Either you block the boot waiting for the other end of the read() or you don't. "have the boot process complete at that time" is I think what we have in precise and trusty right now.
boot will hang until the read() came back. I'm not sure if upstart boot will actually wait forever on cloud-init-local to return , it may well do that. I suspect that systemd will kill cloud-init after like 90 seconds.

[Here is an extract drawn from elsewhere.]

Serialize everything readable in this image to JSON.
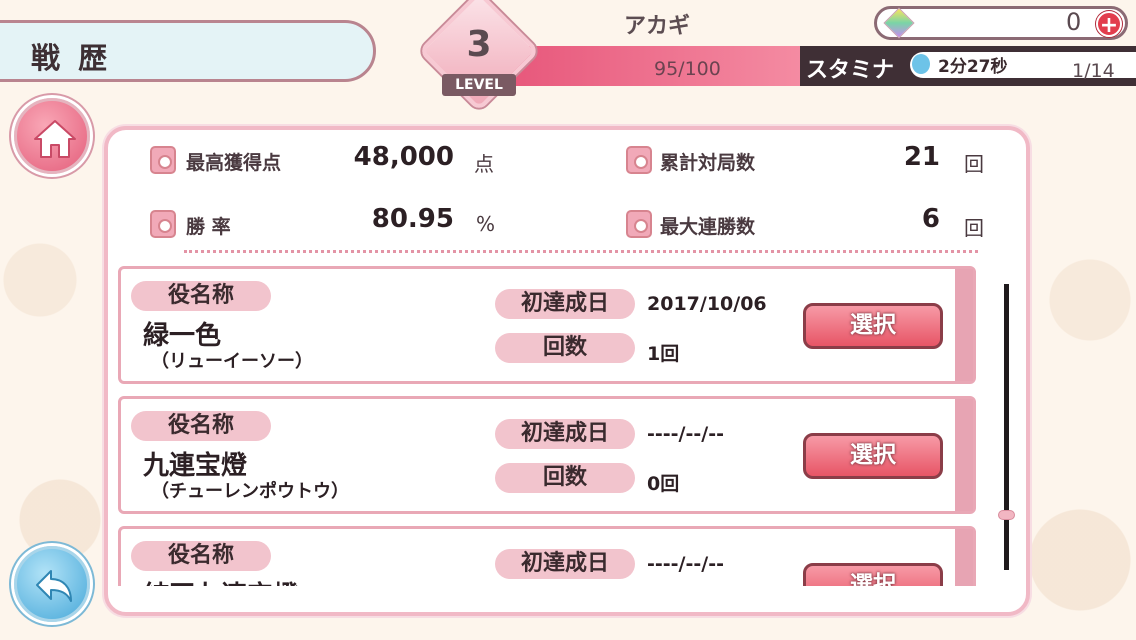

Its very arguable that the *right* thing to do is wait forever on the metadata service. Cloud-init only knows what it should do next based on information from the metadata service. If this is the first boot of an instance, then some things will happen, if it is a reboot, then things such as ssh key generation or user creation will not occur.

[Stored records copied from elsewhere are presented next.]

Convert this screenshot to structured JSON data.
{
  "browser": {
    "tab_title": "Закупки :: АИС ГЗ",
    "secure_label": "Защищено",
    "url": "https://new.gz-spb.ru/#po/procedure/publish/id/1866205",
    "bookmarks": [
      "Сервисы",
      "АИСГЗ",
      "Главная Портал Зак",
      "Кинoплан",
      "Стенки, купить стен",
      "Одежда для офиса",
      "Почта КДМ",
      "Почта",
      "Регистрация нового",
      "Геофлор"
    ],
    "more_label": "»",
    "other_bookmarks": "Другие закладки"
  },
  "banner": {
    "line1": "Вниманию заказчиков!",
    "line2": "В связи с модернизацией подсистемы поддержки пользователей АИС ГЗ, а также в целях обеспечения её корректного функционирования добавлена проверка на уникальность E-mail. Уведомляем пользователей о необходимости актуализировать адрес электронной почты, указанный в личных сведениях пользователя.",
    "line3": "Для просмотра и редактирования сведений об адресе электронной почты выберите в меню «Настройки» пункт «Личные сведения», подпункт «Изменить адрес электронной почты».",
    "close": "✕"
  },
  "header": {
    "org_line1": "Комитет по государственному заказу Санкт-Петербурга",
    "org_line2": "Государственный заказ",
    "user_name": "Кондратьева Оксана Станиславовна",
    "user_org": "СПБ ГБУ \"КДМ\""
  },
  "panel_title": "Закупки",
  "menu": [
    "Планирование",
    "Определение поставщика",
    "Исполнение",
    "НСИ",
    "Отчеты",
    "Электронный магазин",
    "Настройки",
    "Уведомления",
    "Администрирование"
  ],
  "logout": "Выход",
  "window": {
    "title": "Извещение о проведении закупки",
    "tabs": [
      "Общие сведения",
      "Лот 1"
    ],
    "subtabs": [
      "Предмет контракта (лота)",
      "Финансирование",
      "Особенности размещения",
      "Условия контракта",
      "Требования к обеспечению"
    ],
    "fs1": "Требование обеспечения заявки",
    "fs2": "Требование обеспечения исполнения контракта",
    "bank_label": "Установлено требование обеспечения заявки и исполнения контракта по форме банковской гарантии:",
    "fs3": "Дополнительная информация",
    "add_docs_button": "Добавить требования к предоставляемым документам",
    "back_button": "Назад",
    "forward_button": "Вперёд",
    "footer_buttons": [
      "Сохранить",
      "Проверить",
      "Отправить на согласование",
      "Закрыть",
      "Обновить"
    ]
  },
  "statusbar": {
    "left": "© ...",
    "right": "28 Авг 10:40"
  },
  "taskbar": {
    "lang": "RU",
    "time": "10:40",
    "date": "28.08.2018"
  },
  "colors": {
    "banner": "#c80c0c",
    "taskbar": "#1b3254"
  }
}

So this is *kind of* working by design. Sure we can change the setting to give up, but that will just result in cloud-init not finding a datasource. If that was a instance's first boot, then the user wouldn't be able to access the system. If it was any other boot, then things would be fine, but cloud-init has no way of knowing that this is "second boot" other than by the metadata service.